Marcos Bensoussan, Strategic Business Manager, Building Water Health da NSF International
A portaria 29 14 do Ministério da Saúde exige que todo edifício deve fazer o plano de segurança da água. Mas, segundo Marcos Bensoussan, “infelizmente parte considerável das pessoas não o fazem. E não fazem porque não cumprem a lei. Acredito que mais do que fiscalização e punição, deve haver um trabalho de conscientização das pessoas quanto a importância do assunto, e a mídia tem um papel importante nisso”.

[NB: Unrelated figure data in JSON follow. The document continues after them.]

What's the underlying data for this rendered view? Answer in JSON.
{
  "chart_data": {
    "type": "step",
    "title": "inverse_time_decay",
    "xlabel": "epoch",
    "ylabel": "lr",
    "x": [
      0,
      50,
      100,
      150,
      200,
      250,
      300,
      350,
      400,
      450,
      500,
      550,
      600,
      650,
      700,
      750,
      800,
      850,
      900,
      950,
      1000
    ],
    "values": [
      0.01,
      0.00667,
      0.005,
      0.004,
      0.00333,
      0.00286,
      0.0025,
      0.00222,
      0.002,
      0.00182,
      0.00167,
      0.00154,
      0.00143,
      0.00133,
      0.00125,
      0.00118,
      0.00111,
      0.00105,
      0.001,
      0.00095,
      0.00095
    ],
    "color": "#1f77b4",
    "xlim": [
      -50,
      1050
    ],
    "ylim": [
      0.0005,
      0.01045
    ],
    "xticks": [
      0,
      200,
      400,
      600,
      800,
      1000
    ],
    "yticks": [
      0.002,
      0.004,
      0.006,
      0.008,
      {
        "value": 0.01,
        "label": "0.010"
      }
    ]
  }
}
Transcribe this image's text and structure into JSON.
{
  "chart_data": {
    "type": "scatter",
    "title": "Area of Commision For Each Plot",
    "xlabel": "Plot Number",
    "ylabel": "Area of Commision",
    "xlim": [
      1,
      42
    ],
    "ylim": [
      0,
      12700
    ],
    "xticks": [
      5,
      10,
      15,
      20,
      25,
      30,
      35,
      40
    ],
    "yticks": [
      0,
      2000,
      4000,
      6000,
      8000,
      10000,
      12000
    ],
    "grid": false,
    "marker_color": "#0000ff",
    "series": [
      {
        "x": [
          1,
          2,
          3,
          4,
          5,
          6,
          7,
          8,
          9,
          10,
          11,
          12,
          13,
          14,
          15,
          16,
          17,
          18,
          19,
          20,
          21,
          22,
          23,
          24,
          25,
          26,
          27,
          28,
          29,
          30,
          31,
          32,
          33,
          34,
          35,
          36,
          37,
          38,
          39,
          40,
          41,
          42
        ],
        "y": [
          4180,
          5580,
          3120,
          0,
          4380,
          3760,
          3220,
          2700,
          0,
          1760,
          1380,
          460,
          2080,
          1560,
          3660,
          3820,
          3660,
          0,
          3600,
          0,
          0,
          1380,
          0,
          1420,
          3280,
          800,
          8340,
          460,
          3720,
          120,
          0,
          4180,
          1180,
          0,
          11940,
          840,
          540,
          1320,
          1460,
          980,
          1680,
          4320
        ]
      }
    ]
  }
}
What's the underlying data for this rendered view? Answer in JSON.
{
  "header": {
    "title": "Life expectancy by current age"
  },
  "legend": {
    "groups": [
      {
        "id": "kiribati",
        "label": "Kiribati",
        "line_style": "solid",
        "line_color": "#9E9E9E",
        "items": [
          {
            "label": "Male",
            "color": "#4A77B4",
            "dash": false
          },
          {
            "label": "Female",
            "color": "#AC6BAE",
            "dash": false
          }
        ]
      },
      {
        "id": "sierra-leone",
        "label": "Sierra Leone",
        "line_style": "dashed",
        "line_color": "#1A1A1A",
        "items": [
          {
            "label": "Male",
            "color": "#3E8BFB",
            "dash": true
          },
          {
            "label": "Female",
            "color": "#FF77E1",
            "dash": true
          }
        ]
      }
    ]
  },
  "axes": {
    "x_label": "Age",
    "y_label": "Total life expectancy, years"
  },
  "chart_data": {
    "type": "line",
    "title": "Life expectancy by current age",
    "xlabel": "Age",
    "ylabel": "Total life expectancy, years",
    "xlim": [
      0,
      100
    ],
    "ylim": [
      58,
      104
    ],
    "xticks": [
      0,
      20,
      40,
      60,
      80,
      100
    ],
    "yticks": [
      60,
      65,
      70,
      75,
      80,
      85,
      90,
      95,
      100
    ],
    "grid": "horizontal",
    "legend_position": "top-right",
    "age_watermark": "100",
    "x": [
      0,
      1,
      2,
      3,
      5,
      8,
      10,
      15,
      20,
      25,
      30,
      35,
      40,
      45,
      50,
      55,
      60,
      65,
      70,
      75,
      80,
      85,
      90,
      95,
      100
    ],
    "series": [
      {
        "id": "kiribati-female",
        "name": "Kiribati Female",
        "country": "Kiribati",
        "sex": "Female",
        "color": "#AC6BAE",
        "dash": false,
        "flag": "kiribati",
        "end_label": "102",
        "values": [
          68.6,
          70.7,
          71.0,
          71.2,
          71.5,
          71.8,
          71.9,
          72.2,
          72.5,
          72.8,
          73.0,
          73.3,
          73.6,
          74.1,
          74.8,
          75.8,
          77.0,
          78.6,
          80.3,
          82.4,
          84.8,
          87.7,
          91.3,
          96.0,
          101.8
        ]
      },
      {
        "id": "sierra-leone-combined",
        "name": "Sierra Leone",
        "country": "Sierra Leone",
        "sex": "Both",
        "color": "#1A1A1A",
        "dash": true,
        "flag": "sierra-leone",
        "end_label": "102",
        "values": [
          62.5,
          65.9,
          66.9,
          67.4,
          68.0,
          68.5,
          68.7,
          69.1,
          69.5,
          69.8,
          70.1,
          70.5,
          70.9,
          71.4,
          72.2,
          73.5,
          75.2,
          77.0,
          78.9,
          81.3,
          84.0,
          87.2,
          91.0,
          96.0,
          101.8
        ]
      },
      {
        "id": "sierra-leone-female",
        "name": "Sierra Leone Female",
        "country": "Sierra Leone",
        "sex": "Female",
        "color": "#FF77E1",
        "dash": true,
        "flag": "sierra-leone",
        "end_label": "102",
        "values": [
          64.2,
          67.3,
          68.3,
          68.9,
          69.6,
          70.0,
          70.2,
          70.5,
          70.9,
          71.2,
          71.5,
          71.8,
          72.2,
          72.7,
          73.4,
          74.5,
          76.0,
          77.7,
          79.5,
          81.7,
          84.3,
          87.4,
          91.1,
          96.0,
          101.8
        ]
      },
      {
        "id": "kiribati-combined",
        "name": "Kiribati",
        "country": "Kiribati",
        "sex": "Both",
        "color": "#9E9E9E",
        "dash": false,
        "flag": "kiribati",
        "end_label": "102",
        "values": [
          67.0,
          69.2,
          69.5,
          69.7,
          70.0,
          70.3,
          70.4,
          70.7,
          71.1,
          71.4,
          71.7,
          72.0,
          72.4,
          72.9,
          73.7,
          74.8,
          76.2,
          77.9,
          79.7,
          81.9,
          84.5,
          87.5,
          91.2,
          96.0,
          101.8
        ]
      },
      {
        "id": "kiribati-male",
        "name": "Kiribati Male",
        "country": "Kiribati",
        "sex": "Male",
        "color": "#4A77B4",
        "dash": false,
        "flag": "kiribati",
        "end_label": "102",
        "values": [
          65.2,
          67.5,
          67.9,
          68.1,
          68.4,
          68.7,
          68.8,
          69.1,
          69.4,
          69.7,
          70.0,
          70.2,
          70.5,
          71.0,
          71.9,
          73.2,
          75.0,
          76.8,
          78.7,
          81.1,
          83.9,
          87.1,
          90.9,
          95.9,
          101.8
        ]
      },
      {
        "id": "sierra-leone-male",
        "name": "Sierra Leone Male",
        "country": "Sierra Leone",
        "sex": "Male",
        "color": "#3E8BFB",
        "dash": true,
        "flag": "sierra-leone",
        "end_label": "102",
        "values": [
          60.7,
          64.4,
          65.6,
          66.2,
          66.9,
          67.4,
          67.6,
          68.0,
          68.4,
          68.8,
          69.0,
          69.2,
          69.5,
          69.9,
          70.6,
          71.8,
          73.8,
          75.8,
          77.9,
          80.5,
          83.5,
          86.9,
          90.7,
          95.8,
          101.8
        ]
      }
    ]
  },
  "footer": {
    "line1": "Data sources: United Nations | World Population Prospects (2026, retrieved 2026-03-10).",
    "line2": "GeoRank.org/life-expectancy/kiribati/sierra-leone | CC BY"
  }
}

Além disso, a ABNT criou uma comissão de estudos e prevenção da Legionella em edificações, onde a sua proliferação é mais propícia, conta Yamada, que também atua como secretário da comissão. “A Comissão de Estudo de Prevenção de Patogenias na Distribuição de Água em Edificações está trabalhando para direcionar o mercado e aqueles que têm intenção de adotar as prevenções. As normas (em fase de estudos desenvolvidos pela Comissão) é baseada na Norma de Prevenção a Legionella dos Estados Unidos, mas o nosso ponto central é um pouco diferente da deles, que é focada principalmente em ar condicionado, nós mesclamos as necessidades nacionais de maneira a ver o edifício como um todo com as necessidades já desenvolvidas internacionalmente”.
“É importante que o mercado se conscientize, a Legionella é uma realidade. Por mais que a situação não seja crítica, precisamos de conhecimento sobre o assunto. O fato é que não conseguimos identificar o problema, não sabemos exatamente o que a Legionella é, e quais são os riscos. Isso é o ponto crítico, principalmente porque nos últimos anos algumas concepções prediais mudaram, algumas delas podem acabar criando condições onde a contaminação pode acontecer com mais facilidade, é caso do sistema de aquecimento solar. Então, a gente tem que ter mais conhecimento para não correr o risco de solucionar um problema e acabar criando outro”, finaliza Marco Yamada.